Après le surf, il y a eu la chanson. Comment et pourquoi cette transition ?

En parallèle du surf, j’ai continué mes études avec une licence de sport à la fac. Je me prédestinais à entraîner le haut niveau dans le milieu du surf. Et puis à 22 ans, j’ai dû rentrer à Bordeaux pour soigner une blessure à la cheville. Pendant ma convalescence, comme j’étais immobilisé et que je ne pouvais pas aller surfer, je me suis réfugié dans la musique

Pendant cette année “OFF” je me suis inscris dans une école de musique à Bordeaux. Très rapidement j’ai eu le coup de foudre pour cet art. Je me suis rendu compte que c’est ce que voulais faire pour vivre.

C’est à ce moment là que j’ai rencontré les musiciens qui sont devenus les membres du groupe Gwayav’ que j’ai fondé en 2003.

C’est marrant parce qu’au départ j’étais vraiment pudique avec la musique, je jouais dans mon coin, sans aucune prétention. Et petit à petit, grâce à mes potes musicos du groupe, qui m’ont donné confiance en moi, j’ai appris le live, le studio, l’écriture. On a commencé à faire nos premiers concerts, à enregistrer nos premiers morceaux et même à sortir notre premier album.

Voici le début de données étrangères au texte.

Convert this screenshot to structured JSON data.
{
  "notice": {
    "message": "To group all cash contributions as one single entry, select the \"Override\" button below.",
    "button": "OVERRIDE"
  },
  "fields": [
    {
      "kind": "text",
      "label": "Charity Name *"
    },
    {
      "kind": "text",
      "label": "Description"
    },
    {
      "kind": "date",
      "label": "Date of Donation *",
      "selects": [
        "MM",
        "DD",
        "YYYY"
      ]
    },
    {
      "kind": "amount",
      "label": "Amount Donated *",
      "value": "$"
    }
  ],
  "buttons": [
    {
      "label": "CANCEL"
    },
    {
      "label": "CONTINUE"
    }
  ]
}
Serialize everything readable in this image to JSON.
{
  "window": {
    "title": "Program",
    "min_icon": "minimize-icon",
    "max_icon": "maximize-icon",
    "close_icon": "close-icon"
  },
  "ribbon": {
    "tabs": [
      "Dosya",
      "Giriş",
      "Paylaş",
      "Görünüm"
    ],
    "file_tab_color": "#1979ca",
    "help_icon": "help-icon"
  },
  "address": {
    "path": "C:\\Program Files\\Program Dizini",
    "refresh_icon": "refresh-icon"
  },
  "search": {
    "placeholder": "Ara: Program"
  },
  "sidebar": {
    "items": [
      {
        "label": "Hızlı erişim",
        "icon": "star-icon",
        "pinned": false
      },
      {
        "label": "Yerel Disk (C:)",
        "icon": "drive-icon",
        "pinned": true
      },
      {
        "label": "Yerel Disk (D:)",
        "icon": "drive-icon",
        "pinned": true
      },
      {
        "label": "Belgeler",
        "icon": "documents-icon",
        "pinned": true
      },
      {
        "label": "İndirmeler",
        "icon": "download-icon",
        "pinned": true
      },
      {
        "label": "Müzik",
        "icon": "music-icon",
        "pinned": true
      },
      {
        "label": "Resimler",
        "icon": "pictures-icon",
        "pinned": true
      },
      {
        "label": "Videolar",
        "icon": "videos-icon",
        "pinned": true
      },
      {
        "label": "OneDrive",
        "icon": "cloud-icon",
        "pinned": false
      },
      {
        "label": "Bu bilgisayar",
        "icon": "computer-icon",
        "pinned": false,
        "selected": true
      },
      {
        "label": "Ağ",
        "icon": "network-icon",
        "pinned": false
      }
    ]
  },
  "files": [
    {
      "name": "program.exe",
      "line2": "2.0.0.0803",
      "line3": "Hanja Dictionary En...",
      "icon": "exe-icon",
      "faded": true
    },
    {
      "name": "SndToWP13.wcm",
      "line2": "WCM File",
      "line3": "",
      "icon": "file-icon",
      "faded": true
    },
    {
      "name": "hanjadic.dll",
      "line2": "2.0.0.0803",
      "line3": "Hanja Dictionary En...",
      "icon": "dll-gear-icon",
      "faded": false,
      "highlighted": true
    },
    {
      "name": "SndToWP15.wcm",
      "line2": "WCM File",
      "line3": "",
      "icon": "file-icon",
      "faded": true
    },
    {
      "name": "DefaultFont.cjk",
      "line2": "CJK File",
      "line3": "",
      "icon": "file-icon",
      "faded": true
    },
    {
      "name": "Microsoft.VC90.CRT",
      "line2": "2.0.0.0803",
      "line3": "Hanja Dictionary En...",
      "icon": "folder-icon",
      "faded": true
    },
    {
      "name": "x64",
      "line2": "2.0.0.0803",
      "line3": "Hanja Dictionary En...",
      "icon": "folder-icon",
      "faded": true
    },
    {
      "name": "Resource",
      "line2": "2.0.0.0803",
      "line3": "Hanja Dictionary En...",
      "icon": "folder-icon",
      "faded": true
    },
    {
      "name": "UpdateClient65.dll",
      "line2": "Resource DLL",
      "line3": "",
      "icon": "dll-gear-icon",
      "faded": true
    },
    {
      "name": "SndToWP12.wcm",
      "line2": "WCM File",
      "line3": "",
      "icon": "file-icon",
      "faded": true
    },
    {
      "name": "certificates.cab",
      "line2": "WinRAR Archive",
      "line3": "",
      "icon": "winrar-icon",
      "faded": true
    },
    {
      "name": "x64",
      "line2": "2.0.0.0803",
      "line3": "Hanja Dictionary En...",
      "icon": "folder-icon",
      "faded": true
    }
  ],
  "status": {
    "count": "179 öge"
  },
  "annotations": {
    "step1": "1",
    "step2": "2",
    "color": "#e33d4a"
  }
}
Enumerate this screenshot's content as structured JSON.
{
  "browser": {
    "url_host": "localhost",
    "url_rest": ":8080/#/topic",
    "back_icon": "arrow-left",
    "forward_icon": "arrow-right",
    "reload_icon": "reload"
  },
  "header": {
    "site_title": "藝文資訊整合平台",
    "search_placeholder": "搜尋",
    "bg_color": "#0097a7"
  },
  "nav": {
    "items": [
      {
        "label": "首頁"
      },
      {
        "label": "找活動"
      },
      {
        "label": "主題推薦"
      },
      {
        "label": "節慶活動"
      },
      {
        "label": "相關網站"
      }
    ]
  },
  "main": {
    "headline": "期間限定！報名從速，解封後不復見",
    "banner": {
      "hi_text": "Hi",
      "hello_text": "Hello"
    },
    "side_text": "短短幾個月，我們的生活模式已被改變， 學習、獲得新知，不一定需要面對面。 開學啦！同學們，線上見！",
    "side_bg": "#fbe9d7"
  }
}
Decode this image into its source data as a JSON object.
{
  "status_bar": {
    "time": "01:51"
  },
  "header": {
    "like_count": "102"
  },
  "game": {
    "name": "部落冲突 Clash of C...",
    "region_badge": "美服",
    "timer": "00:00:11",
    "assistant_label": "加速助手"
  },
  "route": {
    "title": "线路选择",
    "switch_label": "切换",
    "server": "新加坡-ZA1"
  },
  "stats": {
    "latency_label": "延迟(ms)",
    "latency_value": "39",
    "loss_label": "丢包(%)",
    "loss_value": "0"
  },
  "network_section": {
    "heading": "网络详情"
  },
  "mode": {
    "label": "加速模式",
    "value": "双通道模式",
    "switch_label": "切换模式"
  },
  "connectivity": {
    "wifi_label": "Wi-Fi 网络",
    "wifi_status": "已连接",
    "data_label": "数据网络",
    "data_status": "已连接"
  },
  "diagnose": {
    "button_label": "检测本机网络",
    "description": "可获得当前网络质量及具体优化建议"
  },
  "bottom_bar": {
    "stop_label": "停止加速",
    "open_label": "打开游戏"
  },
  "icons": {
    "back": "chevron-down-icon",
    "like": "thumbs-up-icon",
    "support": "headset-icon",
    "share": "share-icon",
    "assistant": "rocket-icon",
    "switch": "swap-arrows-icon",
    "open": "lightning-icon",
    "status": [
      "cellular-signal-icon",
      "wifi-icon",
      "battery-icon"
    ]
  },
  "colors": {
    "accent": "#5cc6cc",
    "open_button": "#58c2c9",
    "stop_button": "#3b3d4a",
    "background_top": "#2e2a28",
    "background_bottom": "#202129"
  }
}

Au début, grâce à ma proximité avec le milieu du surf pro, on a fait plusieurs concerts pendant les grosses compétitions de surf, un peu partout dans le monde. La communauté du surf aimait bien le côté reggae rock qu’on proposait, ça nous a bien aidé à nous faire connaître.

« Avant je surfais en pro et je faisais de la musique pour le plaisir. Maintenant je fais de la musique de manière pro et je surfe pour le plaisir. »

A ce moment là, avais-tu complètement arrêté ta carrière dans le surf ?

Très souvent les gens pensent que j’ai tout arrêté après ma blessure, mais non pas du tout. On m’a soigné, j’ai pu retrouver mon niveau de surf et j’ai participé à quelques compétitions. J’ai même refais une demi finale au Portugal sur le circuit WQS.

C’est moi qui ai décidé à un moment d’arrêter. J’avais “bouffé” du surf de haut niveau pendant plus de 10 ans, j’en avais un peu assez.

Et puis il y avait la musique. Elle m’apportait quelque chose dont j’avais d’avantage besoin à ce moment là de ma vie, notamment la dimension collective.

Je serai surfeur à vie, j’ai besoin des vagues. Mais je me suis rendu compte que j’en avais plus besoin comme une chose ressourçante, comme un jardin secret que je partageais avec mon frère et mes potes.

La musique m’apporte une dimension plus large, de partages et d’échanges avec les musiciens, avec le public. J’ai le sentiment d’être plus “utile” que sur ma planche de surf. C’est moins perso, je peux faire passer des messages, un regard sur le monde, des valeurs liées à l’écologie par exemple. J’avais le sentiment que c’était une mission plus grande que de surfer pour moi et mon petit plaisir personnel. C’est pour ça que je me suis dirigé vers la musique.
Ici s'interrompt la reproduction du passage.